Publication: Monitor Volume: 5 Issue: 156

Russia and China restated their intention yesterday to work jointly toward countering the global influence of the United States and signaled that they will seek to make their already warm bilateral relations even friendlier. Those points were made clear yesterday during a meeting in Bishkek between Russian President Boris Yeltsin and Chinese President Jiang Zemin. The Yeltsin-Jiang talks, described as a Russian-Chinese summit meeting by Russian officials, came during a larger Central Asian summit which also included the leaders of Kyrgyzstan, Kazakhstan and Tajikistan.

The thinly veiled anti-American rhetoric voiced yesterday by Yeltsin and Jiang was nothing new. The Russian president described the Bishkek meeting as taking place under conditions of an aggravated international situation. In a clear reference to the United States and NATO, Yeltsin charged that “some nations are trying to build a world order convenient only for them” and are “ignoring that the world is multipolar.” Jiang spoke in similar terms, condemning what he called a “new display of hegemony relying on force,” one which he said has “already drawn concern on the international scene.” The two countries vigorously opposed NATO’s air war in Yugoslavia and continue to criticize U.S. and British air strikes in Iraq (Reuters, AP, UPI, Russian agencies, August 25). Their call for a “multipolar” world reflects a determination to weaken the global influence of the United States (and NATO), and to replace it with an international system in which influence is diffused among a number of regional powers–Russia and China among them.

Moscow and Beijing have long spoken in such terms, but their call for an end to U.S. “hegemony” has become more strident in the wake of NATO’s air war in the Balkans. Moscow has increasingly depicted NATO as a threat to Russian security, and a host of Russian political and military leaders have suggested that the Western alliance could one day turn its might on Russia–in defense of the Chechens or some other independence-seeking group–in much the same way that it did on Yugoslavia for its repression of Kosovo’s ethnic Albanians. Beijing, likewise, professes to fear that NATO’s armed strength could be used to defend China’s restive Tibetan or Uigher populations, or even be employed to support moves for independence by Taiwan.

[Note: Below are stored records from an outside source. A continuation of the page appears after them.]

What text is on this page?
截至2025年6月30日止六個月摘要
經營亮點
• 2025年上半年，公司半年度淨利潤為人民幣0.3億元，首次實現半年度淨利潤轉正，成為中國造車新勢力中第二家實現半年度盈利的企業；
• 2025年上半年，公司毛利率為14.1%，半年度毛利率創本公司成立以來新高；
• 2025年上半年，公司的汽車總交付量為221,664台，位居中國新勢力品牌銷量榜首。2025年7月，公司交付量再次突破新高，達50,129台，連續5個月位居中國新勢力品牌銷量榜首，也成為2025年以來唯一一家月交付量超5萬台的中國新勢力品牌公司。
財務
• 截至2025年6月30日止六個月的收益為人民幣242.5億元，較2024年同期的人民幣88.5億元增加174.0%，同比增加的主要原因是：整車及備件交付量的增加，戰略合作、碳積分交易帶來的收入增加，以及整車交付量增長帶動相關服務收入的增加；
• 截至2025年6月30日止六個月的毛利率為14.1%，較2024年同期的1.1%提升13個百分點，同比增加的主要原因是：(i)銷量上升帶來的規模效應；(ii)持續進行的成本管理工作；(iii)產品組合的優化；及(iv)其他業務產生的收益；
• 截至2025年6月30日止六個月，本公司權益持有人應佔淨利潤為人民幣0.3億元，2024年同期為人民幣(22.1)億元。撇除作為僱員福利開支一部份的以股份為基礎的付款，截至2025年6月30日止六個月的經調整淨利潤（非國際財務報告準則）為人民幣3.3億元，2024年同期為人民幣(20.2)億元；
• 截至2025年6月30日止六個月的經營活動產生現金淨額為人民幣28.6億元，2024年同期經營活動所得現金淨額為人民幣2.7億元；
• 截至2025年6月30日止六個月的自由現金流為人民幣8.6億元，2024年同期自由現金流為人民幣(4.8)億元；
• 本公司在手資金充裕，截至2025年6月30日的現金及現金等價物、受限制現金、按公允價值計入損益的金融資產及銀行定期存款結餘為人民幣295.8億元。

The mistaken NATO bombing of Beijing’s embassy in Belgrade during the Yugoslav air war and a recent upsurge in tensions between China and Taiwan have in this context pushed Beijing even closer to Russia. The same sentiments have been further reinforced by talk of a possible U.S.-Japanese theater missile defense system in Asia–one which might also be extended to protect South Korea and Taiwan. Both Moscow and Beijing have criticized the North Korean missile development efforts which have in part prompted the consultations on the Asian missile defense system. But Moscow at least has charged that the North Korean threat is being used only as a pretext to extend American military power in Asia (Itar-Tass, August 24). Russia and China, meanwhile, are also united in their desire both to limit U.S. influence in energy-rich Central Asia, and to oppose the rise of fundamentalist Islamic groups in the region.